$a,b,c$ are positive real numbers such that $\max\{\frac{a(b+c)}{a^2+bc},\frac{b(c+a)}{b^2+ca},\frac{c(a+b)}{c^2+ab}\}\le \frac{5}{2}$. Prove inequality $$\frac{a(b+c)}{a^2+bc}+\frac{b(c+a)}{b^2+ca}+\frac{c(a+b)}{c^2+ab}\le 3$$
Problem
Source: Kazakhstan National Olympiad 2023/ Problem 3
Tags: inequalities
21.03.2023 15:08
Let $ a,b,c$ be the side-lengths of a triangle.

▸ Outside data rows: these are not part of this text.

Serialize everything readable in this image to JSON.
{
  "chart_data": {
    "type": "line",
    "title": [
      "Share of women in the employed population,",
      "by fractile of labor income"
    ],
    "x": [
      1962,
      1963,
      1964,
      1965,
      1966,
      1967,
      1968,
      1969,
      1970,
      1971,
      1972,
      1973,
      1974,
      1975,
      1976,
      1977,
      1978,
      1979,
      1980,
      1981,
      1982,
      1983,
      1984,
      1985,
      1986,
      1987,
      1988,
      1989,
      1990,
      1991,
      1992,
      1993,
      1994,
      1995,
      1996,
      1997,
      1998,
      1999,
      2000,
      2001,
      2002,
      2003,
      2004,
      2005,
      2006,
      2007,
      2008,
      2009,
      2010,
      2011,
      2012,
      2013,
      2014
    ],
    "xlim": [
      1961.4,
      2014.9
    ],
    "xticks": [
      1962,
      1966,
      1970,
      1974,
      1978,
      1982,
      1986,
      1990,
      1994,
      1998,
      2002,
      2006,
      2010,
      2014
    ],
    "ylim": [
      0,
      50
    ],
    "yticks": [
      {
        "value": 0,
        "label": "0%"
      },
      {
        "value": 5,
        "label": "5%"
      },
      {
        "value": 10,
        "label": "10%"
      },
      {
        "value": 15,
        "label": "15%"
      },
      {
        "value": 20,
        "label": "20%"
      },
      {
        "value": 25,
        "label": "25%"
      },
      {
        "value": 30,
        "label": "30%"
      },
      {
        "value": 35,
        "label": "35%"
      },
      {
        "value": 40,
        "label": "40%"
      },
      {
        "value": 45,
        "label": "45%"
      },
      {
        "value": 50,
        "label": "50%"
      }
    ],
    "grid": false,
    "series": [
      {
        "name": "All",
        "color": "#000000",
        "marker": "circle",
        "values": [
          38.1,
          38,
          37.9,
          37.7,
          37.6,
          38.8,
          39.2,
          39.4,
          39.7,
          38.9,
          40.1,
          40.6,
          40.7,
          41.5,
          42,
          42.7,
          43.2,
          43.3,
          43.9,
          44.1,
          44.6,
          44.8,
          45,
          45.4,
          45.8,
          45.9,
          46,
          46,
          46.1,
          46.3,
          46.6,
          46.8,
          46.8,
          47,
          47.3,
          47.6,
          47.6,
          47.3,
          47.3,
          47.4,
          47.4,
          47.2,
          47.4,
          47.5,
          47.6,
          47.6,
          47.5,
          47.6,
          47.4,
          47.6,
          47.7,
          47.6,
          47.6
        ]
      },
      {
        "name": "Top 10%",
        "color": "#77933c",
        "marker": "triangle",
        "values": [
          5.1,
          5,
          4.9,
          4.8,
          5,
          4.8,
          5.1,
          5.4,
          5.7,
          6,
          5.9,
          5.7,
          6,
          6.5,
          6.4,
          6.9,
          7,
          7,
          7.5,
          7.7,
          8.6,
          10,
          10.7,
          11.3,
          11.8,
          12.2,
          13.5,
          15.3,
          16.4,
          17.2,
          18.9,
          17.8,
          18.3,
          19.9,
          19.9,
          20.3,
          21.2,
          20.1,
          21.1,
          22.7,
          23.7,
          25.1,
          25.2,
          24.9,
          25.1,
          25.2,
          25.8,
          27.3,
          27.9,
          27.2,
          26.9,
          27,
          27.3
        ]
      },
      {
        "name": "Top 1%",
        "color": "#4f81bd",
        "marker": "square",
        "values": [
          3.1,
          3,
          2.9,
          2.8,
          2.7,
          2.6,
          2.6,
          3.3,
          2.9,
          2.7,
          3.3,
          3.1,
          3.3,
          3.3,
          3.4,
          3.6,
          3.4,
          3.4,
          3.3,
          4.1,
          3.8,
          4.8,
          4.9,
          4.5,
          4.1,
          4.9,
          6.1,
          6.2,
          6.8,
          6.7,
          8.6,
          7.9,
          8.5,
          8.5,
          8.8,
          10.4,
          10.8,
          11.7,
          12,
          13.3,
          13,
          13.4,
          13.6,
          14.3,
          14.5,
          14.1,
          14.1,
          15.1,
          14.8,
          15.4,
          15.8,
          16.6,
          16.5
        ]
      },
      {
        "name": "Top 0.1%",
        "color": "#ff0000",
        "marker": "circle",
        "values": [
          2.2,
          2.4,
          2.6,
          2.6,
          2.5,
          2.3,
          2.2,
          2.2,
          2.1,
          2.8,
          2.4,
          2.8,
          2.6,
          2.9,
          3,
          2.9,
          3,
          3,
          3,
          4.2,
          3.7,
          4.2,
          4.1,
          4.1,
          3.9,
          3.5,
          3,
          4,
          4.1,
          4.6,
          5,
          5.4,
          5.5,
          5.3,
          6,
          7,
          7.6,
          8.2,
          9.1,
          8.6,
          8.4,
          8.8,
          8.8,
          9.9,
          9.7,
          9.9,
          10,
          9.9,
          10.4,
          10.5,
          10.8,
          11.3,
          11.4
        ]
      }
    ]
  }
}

Prove that: $$ \frac {a(b + c)}{a^2 + bc} + \frac {b(c + a)}{b^2 + ca} + \frac {c(a + b)}{c^2 + ab}\leq 3 $$$$\frac{a(b+c)}{a^2+2bc}+\frac{b(c+a)}{b^2+2ca}+\frac{c(a+b)}{c^2+2ab} \leq 2$$
22.03.2023 14:30
This problem was proposed by Mudok (probably)
28.03.2023 02:13
???? Can you prove it
13.04.2023 18:09
still no solution, bump
16.04.2023 13:57
I will prove it for triangle sides $a,b,c$ and same thing maybe works for the main problem, I am not sure. $\sum \frac{(a-b)(a-c)}{a^2+bc} \ge 0 \iff \sum (b-c)^2(2ac+2ac-bc-a^2)(a^2+bc) \ge 0 \leftarrow \sum (b-c)^2(ab+ac-bc)(a^2+bc) \overset{*} \ge 0$. Assume that $a\ge b\ge c$. $$(a-b)^2(ac+bc-ab)(c^2+ab)+(a-c)^2(bc+ba-ac) \ge (a-b)^2(bc^3+b^3c+a(b^3+c^3)-a^2(b-c)^2)=$$$$(a-b)^2(bc^3+b^3c+a(b+c)(b^2+c^2-bc)-a^2(b-c)^2)\ge 0$$ Thus $*$ is true.
30.06.2023 18:28
WLOG $a \geq b \geq c$ and it's sufficient to show that \[\frac{ba + bc}{b^2 + ac} - 1 \leq 1 - \frac{ab + ac}{a^2 + bc} + 1 - \frac{ca + cb}{c^2 + ab} \quad \Leftrightarrow\]\[\frac{(a - b)(b - c)}{b^2 + ac} \leq \frac{(a - b)(a - c)}{a^2 + bc} + \frac{(a - c)(b - c)}{c^2 + ab}. \eqno (1)\]If $a = b$ or $b = c$ then $(1)$ is obviously true. Now we assume $a > b > c$. \[\frac{1}{(a - c)(b^2 + ac)} \leq \frac{1}{(b - c)(a^2 + bc)} + \frac{1}{(a - b)(c^2 + ab)}.\]\[\frac{1^2}{(b - c)(a^2+bc)} + \frac{1^2}{(a - b)(c^2 + ab)} \geq \frac{(1+1)^2}{(b - c)(a^2+bc) + (a - b)(c^2+ab)} = \frac{4}{(a - c)(2ab+2bc - b^2 - ac)}.\]\[\frac{4}{(a - c)(2ab+2bc-b^2-ac)}\geq \frac{1}{(a-c)(b^2+ac)} \quad \Leftrightarrow \]\[5b^2+5ac \geq 2(ab+bc) \quad \Leftrightarrow \quad \frac{5}{2} \geq \frac{b(c+a)}{b^2+ac},\]which is true by condition.